Obtaining a letter from employers is often the hardest step in the process for former interpreters.
“Multiple contractors held these contracts throughout the war,” explained Matt Zeller, a former Army officer who now runs No One Left Behind, a non-profit dedicated to helping save former interpreters.
To make matters worse, many contractors, such as Mahbeer’s, simply closed up shop in Iraq and Afghanistan after the wars concluded. Mahbeer had a glowing recommendation from his unit’s commander.
“I would be very proud to call [Mahbeer] my fellow American, due to his enduring loyalty that he already has to a country he is not a part of, but wishes to be,” wrote the commander, who personally vouched that Mahbeer would not present a security concern to the U.S.
Unfortunately for Mahbeer, even the highest praise from a senior U.S. military officer is not enough to break through bureaucratic red tape.
Mahbeer explained to TheDCNF that he had been attempting to secure a letter from his former employer, Global Linguist Solutions (GLS), for some time, but to no avail. Without the letter, there was no way Mahbeer would be able to save himself, his wife, or his two young children.
After GLS failed to respond to an email from TheDCNF on Mahbeer’s behalf, contact with the company was eventually established through a phone call. An email from Mahbeer two days later confirmed he had received his letter from GLS confirming his employment.
GLS did not provide a response to TheDCNF’s request for comment.
Though the letter is a crucial step in ensuring the safety of Mahbeer and his family, they are not out of danger yet. Applications for the SIV program were due September 30, 2014. He is no longer eligible for the program because he was unable to complete his package.
Fortunately, alternative options do exist. The International Organization for Migration (IOM) has a program that helps Iraqi interpreters who are under threat. But like the SIV program, IOM also required a letter of recommendation from Mahbeer’s employer.

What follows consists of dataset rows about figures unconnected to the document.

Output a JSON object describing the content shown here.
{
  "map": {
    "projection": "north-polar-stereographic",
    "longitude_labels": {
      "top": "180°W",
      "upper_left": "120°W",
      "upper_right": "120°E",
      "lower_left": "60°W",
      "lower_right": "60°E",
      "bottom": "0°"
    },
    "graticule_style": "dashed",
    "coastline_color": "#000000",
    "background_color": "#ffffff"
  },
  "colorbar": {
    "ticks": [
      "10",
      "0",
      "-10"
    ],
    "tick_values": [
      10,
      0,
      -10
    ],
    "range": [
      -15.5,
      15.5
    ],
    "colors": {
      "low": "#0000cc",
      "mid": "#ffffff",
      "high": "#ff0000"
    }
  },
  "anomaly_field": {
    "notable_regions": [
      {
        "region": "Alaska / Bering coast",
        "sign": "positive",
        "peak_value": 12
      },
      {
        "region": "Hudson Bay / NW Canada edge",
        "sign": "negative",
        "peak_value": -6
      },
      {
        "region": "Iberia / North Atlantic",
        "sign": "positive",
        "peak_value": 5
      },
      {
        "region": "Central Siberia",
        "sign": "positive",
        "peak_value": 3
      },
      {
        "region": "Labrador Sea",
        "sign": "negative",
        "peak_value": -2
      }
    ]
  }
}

Now that he has secured that letter, he should be able to complete his application and eventually migrate to the U.S.
“Hundreds of translators face the same problem,” said Mahbeer in an email to TheDCNF after he received his letter. Though he expressed his happiness over receiving the long awaited final piece to his application, he noted it took as long as two years before some interpreters were finally able to come to the U.S. after applying.
Mahbeer’s fight is far from over, but he and his family are one step closer to safety than those who are not as fortunate. His case may be just one of thousands.